Custom Parallel Task Geometry

If you need to run an MPI (/OpenMP) task that requires a custom task geometry, perhaps because one task requires a larger amount of memory than the others, then this can easily be achieved with Slurm.

To do this, rather than specifying the number of processors required, one can specify the number of nodes (#SBATCH –nodes=X) plus the number of tasks per node (#SBATCH –tasks-per-node=X). The geometry can then be defined to the SLURM_TASKS_PER_NODE environment variable at runtime. As long as there are enough nodes to match the geometry, then Slurm will allocate parallel tasks to the MPI runtime to follow the geometry specification.

For example:

#!/bin/bash --login

#SBATCH --job-name geom_test
#SBATCH --nodes 4
#SBATCH --ntasks-per-node 16
#SBATCH --time 00:10:00
#SBATCH --output geom_test.%J.out

module purge
module load mpi/intel

export SLURM_TASKS_PER_NODE='1,16(x2),6'
mpirun ./mpi_test

In this case, we are requesting 4 nodes and 16 processors on those 4 nodes. Therefore, a maximum job size of 64 parallel tasks (to match the number of allocated processors) would apply.
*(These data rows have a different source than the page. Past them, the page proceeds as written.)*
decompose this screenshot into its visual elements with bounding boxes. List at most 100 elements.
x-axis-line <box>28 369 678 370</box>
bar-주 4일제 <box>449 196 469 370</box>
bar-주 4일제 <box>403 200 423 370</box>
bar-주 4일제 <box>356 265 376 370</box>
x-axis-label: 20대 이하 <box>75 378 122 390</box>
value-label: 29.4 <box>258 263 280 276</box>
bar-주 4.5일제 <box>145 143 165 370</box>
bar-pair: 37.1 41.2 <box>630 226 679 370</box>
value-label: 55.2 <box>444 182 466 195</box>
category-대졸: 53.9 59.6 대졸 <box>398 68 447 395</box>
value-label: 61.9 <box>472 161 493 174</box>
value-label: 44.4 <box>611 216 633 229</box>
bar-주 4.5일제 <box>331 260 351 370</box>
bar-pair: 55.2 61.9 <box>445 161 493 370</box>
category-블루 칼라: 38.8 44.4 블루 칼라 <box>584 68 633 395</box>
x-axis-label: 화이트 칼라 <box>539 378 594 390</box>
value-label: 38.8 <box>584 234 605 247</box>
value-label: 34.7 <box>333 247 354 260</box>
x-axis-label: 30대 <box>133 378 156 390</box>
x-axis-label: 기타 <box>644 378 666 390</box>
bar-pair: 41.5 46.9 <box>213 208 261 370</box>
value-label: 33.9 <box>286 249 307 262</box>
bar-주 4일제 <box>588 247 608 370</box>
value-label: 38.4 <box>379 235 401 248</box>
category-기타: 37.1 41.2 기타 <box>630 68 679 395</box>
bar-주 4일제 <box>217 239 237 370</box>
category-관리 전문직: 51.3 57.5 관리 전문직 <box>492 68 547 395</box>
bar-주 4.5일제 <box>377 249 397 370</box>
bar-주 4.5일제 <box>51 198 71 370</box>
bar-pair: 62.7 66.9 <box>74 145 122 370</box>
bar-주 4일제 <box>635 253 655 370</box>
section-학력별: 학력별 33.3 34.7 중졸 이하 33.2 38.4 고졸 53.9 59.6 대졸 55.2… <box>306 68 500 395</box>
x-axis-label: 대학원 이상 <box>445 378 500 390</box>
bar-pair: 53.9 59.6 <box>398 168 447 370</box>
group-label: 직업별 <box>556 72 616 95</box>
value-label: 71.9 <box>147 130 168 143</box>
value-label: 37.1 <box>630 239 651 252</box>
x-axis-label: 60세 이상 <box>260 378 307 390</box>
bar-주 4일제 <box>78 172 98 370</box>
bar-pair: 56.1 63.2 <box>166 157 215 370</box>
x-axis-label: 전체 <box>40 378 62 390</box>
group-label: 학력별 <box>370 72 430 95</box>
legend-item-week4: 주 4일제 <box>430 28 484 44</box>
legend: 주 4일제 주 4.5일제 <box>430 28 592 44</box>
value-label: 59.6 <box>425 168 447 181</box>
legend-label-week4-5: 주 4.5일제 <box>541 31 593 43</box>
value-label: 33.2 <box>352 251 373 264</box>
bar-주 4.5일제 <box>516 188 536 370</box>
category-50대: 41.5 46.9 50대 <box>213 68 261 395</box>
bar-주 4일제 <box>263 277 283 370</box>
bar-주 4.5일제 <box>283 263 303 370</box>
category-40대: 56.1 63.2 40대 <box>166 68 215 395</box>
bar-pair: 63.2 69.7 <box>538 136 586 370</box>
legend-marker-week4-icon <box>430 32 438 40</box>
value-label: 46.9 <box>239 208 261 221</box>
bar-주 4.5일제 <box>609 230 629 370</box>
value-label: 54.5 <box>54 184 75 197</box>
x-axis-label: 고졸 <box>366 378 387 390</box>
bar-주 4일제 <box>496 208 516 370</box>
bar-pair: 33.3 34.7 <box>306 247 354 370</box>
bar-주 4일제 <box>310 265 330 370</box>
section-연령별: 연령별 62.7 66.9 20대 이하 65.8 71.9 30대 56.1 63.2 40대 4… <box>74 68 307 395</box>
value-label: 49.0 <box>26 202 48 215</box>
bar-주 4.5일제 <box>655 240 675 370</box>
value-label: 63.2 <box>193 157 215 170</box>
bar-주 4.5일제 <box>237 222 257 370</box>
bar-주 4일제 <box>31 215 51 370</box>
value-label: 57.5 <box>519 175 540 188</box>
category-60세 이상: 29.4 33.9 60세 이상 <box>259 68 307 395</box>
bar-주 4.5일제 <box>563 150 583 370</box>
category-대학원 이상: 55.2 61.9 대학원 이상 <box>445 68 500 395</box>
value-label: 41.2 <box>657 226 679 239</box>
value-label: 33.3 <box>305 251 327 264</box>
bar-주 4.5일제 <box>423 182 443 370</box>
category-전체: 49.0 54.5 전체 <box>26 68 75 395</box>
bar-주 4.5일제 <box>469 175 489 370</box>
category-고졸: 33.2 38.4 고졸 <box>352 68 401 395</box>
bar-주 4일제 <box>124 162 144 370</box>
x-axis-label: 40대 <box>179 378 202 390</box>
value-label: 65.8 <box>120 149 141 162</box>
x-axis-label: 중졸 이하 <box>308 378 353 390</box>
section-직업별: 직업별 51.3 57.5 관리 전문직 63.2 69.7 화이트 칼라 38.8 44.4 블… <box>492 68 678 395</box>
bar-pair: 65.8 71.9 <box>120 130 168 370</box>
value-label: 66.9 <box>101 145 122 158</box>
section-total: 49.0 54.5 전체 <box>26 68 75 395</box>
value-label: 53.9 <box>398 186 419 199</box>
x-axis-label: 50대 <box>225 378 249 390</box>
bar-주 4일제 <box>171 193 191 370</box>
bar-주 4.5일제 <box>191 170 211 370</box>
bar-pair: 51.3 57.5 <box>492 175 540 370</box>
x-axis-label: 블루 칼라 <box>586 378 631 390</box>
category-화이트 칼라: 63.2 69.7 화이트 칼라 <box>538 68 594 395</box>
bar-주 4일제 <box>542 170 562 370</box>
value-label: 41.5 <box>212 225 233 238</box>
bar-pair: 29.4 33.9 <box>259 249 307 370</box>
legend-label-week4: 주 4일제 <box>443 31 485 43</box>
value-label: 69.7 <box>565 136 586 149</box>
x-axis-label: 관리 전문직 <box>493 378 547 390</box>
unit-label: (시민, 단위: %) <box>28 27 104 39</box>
However, we override the SLURM_TASKS_PER_NODE environment variable to be just a single task on the first node, then fill the next two allocated nodes, and then place just six parallel tasks on the final allocated node. So, in this case, a total of 1+16+16+6=39 parallel processes. ‘mpirun’ will automatically pick this up from the Slurm allocated runtime environment.